IMPORTANT REMINDER: Do not ever send credit card or checking account information over the Internet using regular unencrypted e-mail or an unsecured form on a website. If you will be paying with a credit card or online electronic check, only send your information by means of:
- secure form (your browser will tell you if it’s secure), or
- telephone (make sure the number actually belongs to the therapist), or
- fax (make sure the number actually belongs to the therapist)
The therapist should offer a secured payment service, or allow you to mail a check or money order. (more about payment methods)
Can you remain anonymous?
You may be drawn to the idea of consulting a psychotherapist via the Internet because it feels more private. You may wish to be anonymous in your contact with the therapist, especially if you plan to discuss a sensitive or embarrassing topic. There are still plenty of e-therapists who will allow you to remain anonymous, until you feel comfortable revealing your identity to them. But more and more e-therapists are insisting that you give them your name, street address and phone number before they will talk with you.

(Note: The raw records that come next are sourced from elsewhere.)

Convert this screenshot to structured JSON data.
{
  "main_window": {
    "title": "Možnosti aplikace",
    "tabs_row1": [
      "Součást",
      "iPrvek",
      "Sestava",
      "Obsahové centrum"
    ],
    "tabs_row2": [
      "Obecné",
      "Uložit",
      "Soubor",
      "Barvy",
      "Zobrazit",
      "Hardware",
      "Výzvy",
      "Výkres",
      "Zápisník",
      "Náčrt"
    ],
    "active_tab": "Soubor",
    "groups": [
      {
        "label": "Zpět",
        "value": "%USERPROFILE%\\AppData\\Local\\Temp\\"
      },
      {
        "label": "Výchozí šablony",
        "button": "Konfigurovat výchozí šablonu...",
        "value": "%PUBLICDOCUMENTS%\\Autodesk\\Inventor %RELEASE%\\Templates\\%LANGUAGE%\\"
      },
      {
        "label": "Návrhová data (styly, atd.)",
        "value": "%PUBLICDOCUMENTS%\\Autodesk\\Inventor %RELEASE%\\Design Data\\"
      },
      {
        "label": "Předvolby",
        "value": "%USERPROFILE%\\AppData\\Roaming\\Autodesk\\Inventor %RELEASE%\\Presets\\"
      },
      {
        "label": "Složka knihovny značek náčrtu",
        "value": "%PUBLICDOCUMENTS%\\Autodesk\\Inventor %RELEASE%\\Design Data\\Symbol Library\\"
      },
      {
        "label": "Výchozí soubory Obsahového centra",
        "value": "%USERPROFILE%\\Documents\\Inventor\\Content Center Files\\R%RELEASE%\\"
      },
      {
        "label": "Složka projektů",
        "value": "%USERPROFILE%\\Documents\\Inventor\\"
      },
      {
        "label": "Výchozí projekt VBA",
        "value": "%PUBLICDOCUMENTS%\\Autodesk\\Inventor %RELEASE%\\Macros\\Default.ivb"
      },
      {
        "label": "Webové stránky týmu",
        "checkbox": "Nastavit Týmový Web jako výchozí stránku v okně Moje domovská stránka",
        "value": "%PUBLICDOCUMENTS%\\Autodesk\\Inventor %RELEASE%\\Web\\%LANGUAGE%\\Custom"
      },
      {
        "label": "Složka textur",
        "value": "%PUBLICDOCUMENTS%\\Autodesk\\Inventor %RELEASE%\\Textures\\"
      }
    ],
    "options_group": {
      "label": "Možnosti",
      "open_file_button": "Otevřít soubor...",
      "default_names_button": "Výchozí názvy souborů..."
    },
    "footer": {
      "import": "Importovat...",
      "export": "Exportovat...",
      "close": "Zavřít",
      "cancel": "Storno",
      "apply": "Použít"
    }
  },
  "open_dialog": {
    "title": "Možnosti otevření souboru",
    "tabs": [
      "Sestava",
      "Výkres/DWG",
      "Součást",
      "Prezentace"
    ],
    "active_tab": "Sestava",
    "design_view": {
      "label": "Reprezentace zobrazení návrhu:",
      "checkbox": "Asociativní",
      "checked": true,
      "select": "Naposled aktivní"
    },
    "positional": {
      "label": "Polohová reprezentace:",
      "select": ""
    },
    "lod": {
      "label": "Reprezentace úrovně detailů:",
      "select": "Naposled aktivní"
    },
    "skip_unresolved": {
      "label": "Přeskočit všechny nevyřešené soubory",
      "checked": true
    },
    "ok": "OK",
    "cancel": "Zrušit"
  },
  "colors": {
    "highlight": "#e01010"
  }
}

Why? They have a professional responsibility to protect you. Knowing who you are, and where you are, helps them give you the best possible care. And in the unlikely event of a serious crisis, the law requires them to intervene to help you. So you will find most e-therapists now ask (or even require) that you give your name, street address and telephone number.
Also, remember that trust is mutual. Just as you want to be sure of a therapist’s identity, the therapist probably wants to make sure you are bonafide. Some therapists have been burned by hoaxes too. If you ask a therapist for real-world information, it’s only fair to give yours in return.